US pension fund sponsors can breathe with relief after the Pension Funding Equity Act of 2004 was signed by the president George W Bush in April. According to the Pension Benefit Guaranty Corporation (the quasi-federal agency that insures pension plans) the new law will save them $80bn (e117.8bn) in contributions over the next two years. But not everybody is happy.
The most important feature of the legislation is a new benchmark for calculating benefit obligations of defined benefit (DB) plans. The old one, which expired at the end of 2003, was tied to the 30-year Treasury bond, which the government stopped issuing in 2001. The new benchmark is an index of long-term upper-medium-grade corporate bonds, which includes AAA, AA and A bonds. The average yield of this kind of corporate bonds is around 6%, one percentage point higher than the rate on the 30-year bond. The higher the yield, the lighter the burden of benefit obligations on companies’ balance sheets, because their current value is calculated discounting interest rates. That is why the new benchmark will shrink US pension funds’ liabilities for the next two years. In 2006 the rules will be discussed again.
For the time being, DB plans appear better funded and companies have welcomed the new law. “This is the landmark pension legislation of the past 15 years; it’s a big deal,” says Mark Ugoretz, president of the Erisa Industry Committee (ERIC), a lobbying group for big employers.
According to ERIC, if the legislation didn’t pass employers would have been forced to freeze or terminate traditional pension funds, whose assets were severely affected by the 2000-2002 stock market downturn, while the liabilities ballooned because of the dramatic drop in interest rates.

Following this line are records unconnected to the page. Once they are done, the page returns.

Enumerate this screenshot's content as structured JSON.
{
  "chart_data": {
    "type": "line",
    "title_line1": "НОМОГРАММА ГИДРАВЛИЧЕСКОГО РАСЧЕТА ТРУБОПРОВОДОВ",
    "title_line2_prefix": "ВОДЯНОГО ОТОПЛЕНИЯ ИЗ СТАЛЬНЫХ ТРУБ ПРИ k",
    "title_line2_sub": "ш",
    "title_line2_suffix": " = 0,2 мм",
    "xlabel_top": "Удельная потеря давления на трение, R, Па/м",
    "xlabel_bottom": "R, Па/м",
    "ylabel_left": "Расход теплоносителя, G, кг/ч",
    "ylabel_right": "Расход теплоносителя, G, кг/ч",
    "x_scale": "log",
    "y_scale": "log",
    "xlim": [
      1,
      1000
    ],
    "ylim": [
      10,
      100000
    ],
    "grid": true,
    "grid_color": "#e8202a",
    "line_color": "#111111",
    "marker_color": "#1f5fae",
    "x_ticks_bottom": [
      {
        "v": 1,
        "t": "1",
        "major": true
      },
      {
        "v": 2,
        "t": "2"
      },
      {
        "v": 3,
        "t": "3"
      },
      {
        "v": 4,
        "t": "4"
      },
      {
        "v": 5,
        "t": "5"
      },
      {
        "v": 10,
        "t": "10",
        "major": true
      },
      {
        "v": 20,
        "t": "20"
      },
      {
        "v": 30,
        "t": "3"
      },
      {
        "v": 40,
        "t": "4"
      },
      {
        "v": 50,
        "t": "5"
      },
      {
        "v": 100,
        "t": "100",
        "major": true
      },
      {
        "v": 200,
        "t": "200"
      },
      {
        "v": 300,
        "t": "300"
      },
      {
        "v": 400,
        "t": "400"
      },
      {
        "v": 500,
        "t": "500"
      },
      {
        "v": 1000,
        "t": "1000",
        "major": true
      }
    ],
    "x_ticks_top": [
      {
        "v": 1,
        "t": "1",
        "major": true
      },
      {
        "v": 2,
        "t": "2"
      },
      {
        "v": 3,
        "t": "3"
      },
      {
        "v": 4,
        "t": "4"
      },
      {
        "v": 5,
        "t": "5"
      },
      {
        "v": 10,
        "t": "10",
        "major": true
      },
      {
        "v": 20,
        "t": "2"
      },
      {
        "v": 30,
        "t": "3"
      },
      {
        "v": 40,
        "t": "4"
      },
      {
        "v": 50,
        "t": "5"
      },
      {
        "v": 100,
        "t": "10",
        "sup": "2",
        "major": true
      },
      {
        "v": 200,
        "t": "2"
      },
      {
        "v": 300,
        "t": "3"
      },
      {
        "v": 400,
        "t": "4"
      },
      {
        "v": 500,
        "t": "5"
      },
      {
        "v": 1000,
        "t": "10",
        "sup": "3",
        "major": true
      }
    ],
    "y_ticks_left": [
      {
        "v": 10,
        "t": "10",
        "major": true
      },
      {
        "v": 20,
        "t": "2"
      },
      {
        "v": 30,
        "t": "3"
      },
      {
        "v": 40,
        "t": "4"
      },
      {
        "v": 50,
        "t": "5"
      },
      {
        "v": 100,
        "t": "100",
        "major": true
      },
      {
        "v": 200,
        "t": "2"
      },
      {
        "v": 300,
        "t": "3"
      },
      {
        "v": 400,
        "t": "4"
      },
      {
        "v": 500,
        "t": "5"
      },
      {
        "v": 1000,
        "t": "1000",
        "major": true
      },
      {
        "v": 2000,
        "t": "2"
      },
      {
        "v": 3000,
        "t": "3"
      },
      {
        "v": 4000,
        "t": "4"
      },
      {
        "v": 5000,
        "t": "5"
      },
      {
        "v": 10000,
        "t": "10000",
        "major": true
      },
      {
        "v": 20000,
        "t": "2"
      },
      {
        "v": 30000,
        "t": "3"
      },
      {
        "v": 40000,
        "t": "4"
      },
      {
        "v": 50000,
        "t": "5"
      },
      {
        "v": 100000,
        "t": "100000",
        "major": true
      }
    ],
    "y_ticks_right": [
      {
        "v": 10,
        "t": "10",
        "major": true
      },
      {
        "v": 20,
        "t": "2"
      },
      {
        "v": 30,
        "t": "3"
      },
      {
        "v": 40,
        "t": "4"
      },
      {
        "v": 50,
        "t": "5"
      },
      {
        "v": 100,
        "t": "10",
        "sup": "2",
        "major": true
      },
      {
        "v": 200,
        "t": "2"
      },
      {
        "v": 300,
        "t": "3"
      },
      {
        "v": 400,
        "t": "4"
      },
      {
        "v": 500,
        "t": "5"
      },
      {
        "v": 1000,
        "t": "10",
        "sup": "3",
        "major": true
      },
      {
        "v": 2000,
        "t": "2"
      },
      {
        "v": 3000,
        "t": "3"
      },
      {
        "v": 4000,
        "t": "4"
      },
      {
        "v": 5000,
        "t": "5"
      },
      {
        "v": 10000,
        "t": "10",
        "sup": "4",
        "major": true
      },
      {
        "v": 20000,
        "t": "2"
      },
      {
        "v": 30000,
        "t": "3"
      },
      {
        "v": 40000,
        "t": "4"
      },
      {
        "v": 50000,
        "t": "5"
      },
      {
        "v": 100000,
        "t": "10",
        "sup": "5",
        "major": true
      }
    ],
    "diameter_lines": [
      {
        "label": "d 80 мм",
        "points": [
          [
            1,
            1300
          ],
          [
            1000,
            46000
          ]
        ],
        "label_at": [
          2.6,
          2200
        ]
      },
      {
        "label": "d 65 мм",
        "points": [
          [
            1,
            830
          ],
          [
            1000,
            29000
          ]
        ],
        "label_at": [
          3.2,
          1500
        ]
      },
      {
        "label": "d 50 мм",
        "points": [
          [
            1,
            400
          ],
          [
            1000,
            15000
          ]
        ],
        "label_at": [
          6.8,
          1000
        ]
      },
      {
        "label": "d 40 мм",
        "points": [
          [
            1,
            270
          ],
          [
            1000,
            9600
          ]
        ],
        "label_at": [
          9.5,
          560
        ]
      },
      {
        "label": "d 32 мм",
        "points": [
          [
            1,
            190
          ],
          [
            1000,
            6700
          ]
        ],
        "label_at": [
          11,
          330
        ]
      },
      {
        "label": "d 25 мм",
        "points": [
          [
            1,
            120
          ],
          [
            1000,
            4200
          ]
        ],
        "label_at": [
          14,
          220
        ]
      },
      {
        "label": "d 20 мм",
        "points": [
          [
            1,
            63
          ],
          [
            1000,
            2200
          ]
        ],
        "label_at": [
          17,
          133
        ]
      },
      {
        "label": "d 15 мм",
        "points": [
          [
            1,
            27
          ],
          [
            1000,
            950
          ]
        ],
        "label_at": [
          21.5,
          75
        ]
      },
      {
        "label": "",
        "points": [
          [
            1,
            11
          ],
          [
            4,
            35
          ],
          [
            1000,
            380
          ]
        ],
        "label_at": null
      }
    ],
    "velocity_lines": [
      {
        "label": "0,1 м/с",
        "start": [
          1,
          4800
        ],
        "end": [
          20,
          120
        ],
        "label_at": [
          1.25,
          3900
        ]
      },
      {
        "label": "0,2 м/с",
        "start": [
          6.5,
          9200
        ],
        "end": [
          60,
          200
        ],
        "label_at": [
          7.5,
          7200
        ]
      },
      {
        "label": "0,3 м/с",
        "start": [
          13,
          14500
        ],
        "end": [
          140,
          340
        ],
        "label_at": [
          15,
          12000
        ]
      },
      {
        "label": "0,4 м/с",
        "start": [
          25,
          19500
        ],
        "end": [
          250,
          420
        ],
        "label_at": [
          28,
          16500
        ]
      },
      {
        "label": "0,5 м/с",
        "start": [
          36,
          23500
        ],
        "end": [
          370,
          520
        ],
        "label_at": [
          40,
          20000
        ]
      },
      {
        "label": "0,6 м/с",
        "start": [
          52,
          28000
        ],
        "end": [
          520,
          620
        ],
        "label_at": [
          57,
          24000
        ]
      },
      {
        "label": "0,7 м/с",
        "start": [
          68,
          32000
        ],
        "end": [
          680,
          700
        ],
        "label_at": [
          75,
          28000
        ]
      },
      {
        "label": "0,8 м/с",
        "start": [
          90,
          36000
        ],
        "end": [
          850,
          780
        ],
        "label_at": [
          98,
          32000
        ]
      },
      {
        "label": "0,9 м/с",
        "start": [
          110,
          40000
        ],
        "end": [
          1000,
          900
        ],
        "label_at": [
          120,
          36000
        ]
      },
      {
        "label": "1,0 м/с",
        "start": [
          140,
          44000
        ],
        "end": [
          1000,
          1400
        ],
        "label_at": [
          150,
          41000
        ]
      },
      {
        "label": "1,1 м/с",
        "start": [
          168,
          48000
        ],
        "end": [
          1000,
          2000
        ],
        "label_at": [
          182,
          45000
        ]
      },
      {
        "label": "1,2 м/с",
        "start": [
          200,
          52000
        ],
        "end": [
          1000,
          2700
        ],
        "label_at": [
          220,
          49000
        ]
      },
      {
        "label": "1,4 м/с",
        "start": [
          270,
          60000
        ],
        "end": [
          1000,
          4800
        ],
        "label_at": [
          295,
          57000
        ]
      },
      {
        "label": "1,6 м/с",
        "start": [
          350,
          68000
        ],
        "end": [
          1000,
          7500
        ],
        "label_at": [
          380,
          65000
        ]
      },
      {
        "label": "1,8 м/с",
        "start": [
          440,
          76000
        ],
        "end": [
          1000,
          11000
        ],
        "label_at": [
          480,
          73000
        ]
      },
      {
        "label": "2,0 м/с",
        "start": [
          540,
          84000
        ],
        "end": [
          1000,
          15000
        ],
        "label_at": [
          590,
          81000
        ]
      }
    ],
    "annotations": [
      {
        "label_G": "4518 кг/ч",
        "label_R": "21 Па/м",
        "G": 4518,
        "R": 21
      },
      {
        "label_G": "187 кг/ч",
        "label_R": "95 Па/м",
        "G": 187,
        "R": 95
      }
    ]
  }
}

Luckily, also last year stock market recovery has improved pension fund situation. It is true that most of the 358 companies in the S&P500 that pay out pensions still have underfunded plans. But according to S&P, 18 of those companies’ pension plans moved to overfunded status in 2003 from a deficit in 2002; another 26 companies’ pensions reported big gains and even the 256 companies that had underfunded pensions in 2003 grew their assets by 21%. “We believe the market will return 12% in 2004 and we think 2005 is going to continue with a positive return, so we project further pension improvement,” says Howard Silverblatt, an S&P equity market analyst.
But some critics point out that the new law could have adverse repercussions. Zvi Bodie, a professor of finance at Boston University, says that by giving companies relief from strict pension fund requirements, the government is greatly increasing the magnitude of a potential taxpayer bailout of the Pension Benefit Guaranty Corporation. David Zion, an accounting analyst at Credit Suisse First Boston who is an expert on pension issues, added: “It’s a temporary solution. I’ve described it as a Hail Mary pass: you throw something up and really hope someone catches it.
“The Hail Mary is hoping that the stock market moves up. If it doesn’t, companies may end up having to make even bigger contributions than they had expected initially.
“The new pension bill does not solve the most important problems and adds a new one,” says Ronald Ryan, president of the research firm Ryan Labs. “First of all it still allows smoothing accounting: it is obvious that interest rates are volatile, so why the new benchmark is based on four year averages?” In fact 40% of the benchmark is made of the current year rates; 30% is made of last year rates; 20% of the year before rates; 10% of the previous year rates. “If the rates go up quickly, they won’t benefit immediately the pension funds. The paradox is that the 30 year T-bond rate may become higher than the new benchmark,” says Ryan. “Second, the new bill has adopted a single discount rate, which means that pension funds are going to write all liabilities with the same rate, which is non realistic. Pension benefits must be paid at different dates and if you want to match the true liabilities you should be able to buy on the market bonds with different durations. Finally, the new benchmark introduces a new problem.”
Says Ryan: “It blends three different types of corporate bonds, from AAA to A bonds and the latter do not qualify for high quality bonds. The companies feel happy, because usually their asset allocations do not consider liabilities. But the ripple effect of mispricing liabilities can be very bad.”